Rory MacLean meets Felix Gephart
‘I believe we should value change in both the artist and the viewer,’ Felix Gephart told me when we met in his lofty Berlin apartment. ‘As long as the artist keeps trying something new, I believe he is on a good path.’
Gephart is in no danger of painting himself into a corner. The 35-year-old, Berlin-based artist is reluctant even to label himself. Figurative artist? Gifted draftsman? Satirical illustrator? Passionate painter? Graffiti writer?
‘It did all begin with writing,’ he said with a laugh. ‘In Bochum where I grew up my older brother used to go out and do graffiti. At the age of twelve I said to him, “Mum won’t like that. I’m going to tell her.” So to shut me up he took me along with him, and it was such a thrill. A month later I visited a friend in Berlin, and painted on the Wall. In 1989 when it came down people started selling fragments of it, with my painting on some of the pieces.’
‘I was never a graffiti bomber. I was more of a Hall of Fame writer, learning tricks from older artists, putting my images on walls and buildings. The sheer scale of the work affected me, making a place my own, driving me to want to create more, to do better.’ Gephart, who has blue eyes, short blond hair and a solid, muscular frame, laughed again and added, ‘But I should stop talking. If I was any good with words I’d have become an author. Let me just show you my pictures.’

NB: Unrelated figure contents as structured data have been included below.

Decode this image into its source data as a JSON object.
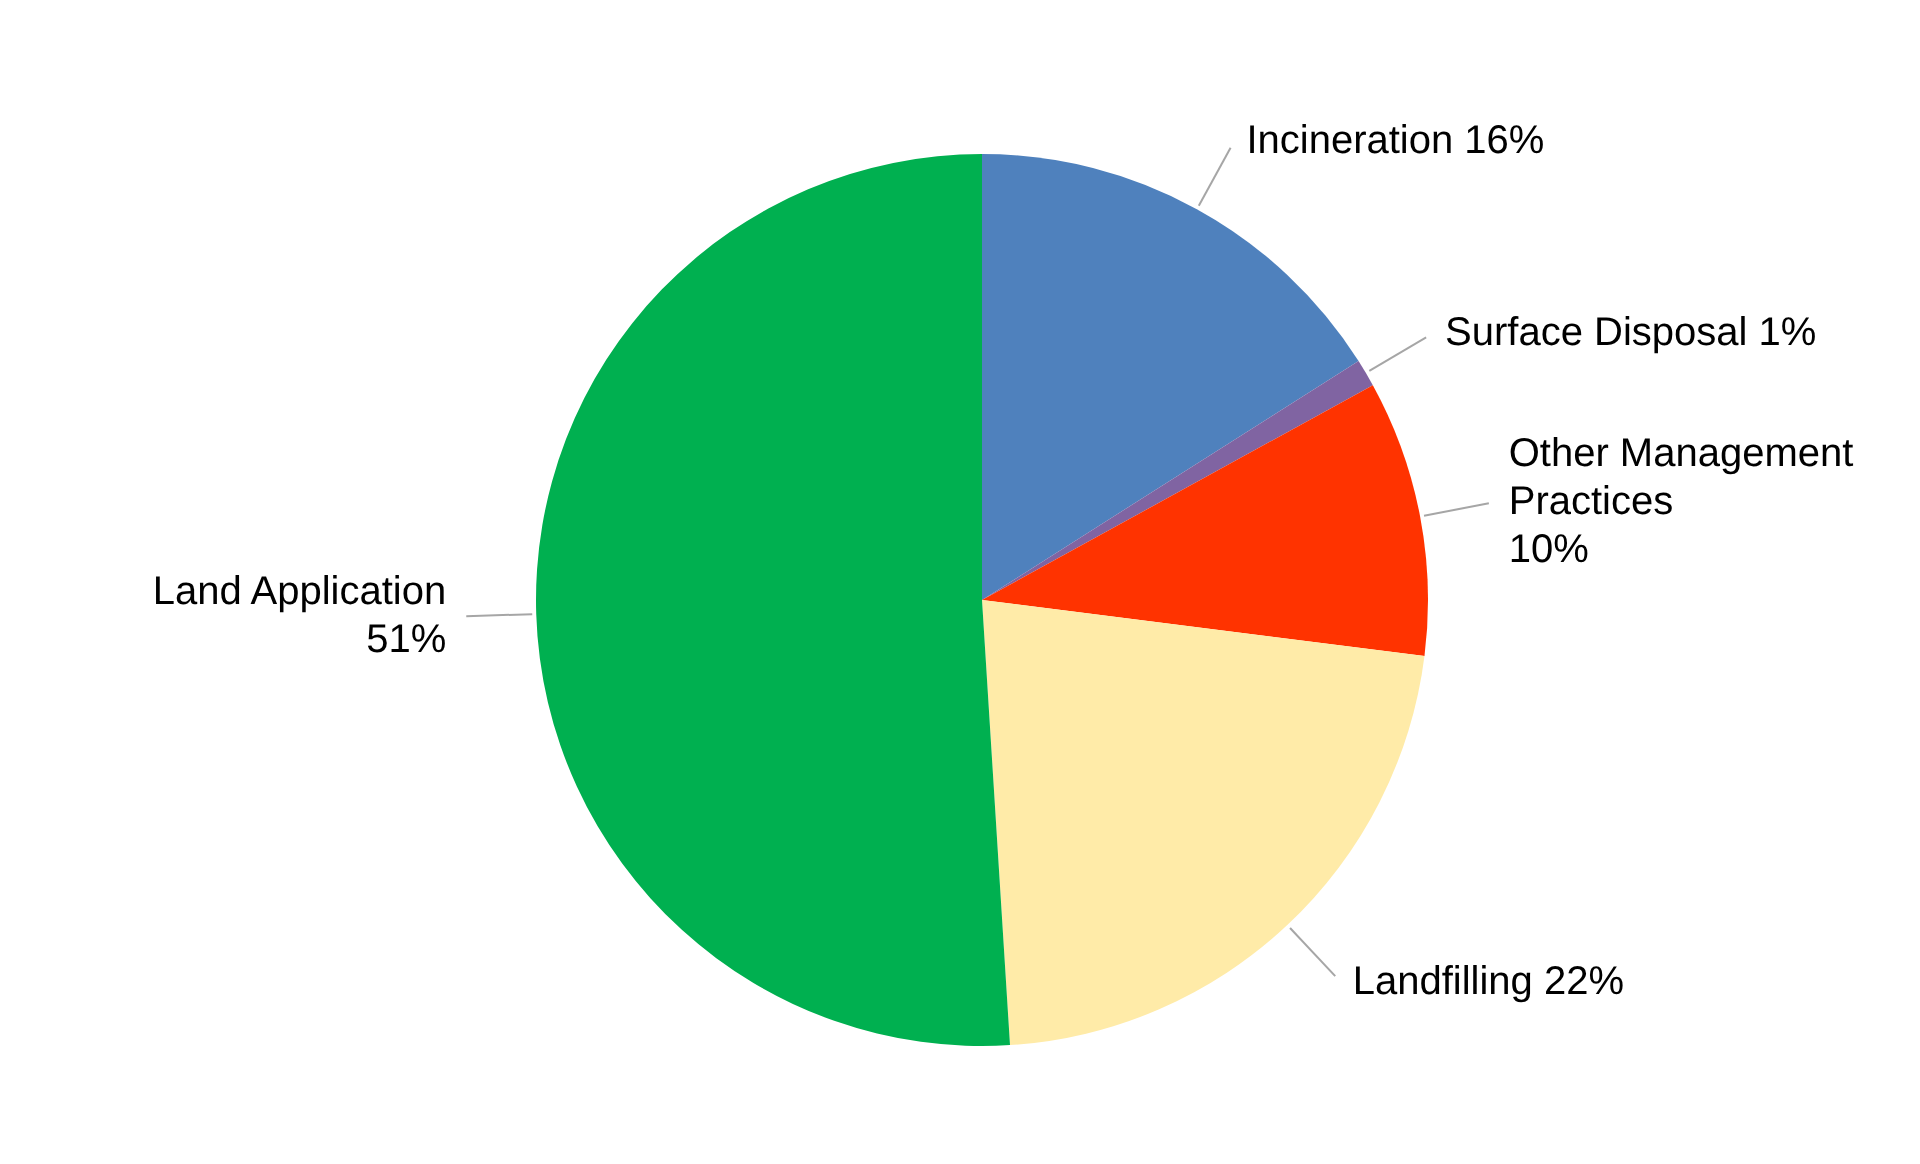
{
  "chart_data": {
    "type": "pie",
    "categories": [
      "Incineration",
      "Surface Disposal",
      "Other Management Practices",
      "Landfilling",
      "Land Application"
    ],
    "values": [
      16,
      1,
      10,
      22,
      51
    ],
    "value_labels": [
      "16%",
      "1%",
      "10%",
      "22%",
      "51%"
    ],
    "colors": [
      "#4f81bd",
      "#8064a2",
      "#ff3300",
      "#ffeba8",
      "#00b050"
    ]
  }
}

After a spell toying with sociology, Gephart studied graphic design at Dortmund’s School of Applied Sciences. His graduation piece – 18 large drawings illustrating Bret Easton Ellis’ psychological thriller American Psycho – was powerful enough to win him a Fulbright Scholarship and place at the School of Visual Arts in New York.
‘When I read a text that inspires me, it takes me right into a picture,’ he explained as we leafed through his startling Old Master-like American Psycho images: a young woman as a giant ant at the dinner table, a mutilated dog with sexy blonde hair, rivals discussing consumerism and branding – their bodies made up of the words Aiwa and Sansui. ‘I don’t want to replicate a story. That would be too tedious. Instead I try to reinvent it.’
Gephart had been drawn to the States by the quality of American illustrators. ‘I thought there must be a source, an education behind this amazing work.’ Once in New York he turned away from his familiar Rapidiograph technical pen, as he had moved on from graffiti lettering in Germany. At the School of Visual Arts he produced Room 101, six haunting images of surveillance cameras, institutional cruelty and Doublespeak drawn from Orwell’s 1984. Created with fine Chinese and Japanese brushes, his paintings were bound into a book, along with Orwell’s text and a single, shocking photograph of an abused detainee at Abu Ghraib prison. This exceptional book – of which there is only a single copy – suggests parallels between Orwell’s Oceania and fearful, post 9/11 America.
‘I don’t think one should be proud of a country. I’m uneasy with that,’ he said, shaking his head. ‘Pride in your work, pride in friends; that I can understand. But pride in a nation, in nationalism? No.’
In New York Gephart reinvented himself yet again by producing three big colour gouaches based on Luc Sante’s Low Life. His copy of the book, a vivid account of the city in the 1890s, was covered with hundreds of margin notes.
‘With Low Life I tried to see if I could tell a story in a painterly way, without using graphic techniques or outlines. I worked on the first gouache for more than a month, then threw it out. But through trial and error I finally got it. One has to try different methods when one is young, and hope that they all may come together in the end.’
Now back in Berlin Gephart has just completed half-a-year’s work illustrating the anti-war novel, Johnny Got His Gun, to be published by Onkel & Onkel this summer. Once again his dark, tragic humour images – of munitions factory women polishing and watering artillery shells, of the wounded protagonist dreaming as both his legs and arms are amputated – both shocked and intrigued me. I couldn’t take my eyes off them yet at the same time I wanted to look away.
‘Johnny Got His Gun is a very important subject for me,’ he said. ‘It suits my work well.’
Gephart – driven to push himself yet again into new areas of self-expression – also plans to try his hand at oil painting. ‘I’ve saved a little money and I want to work on a big series,’ he said. ‘I won’t turn down any illustration jobs (his graphics have appeared in Die Zeit, Cicero, Die TAZ, Esquire, Playboy and other periodicals) but I won’t go hunting for them. I’m going to take the time to explore oil painting. Who knows if it’ll work or not, but I have to try.’
In the bookcases around him were thick volumes on Dürer, H.G. Rauch, Saul Steinberg, Roland Searle and dozens of other artists. Hip hop music thumped from the stereo. His t-shirt read A Man of Simple Choices.
‘You know, some young artists complain that times are hard, that their work isn’t appreciated,’ he said. ‘But I think this is a very interesting time to be an artist. We can paint any subject we choose. We don’t have to please princes or rich patrons. And because of the internet our work can be seen around the world.’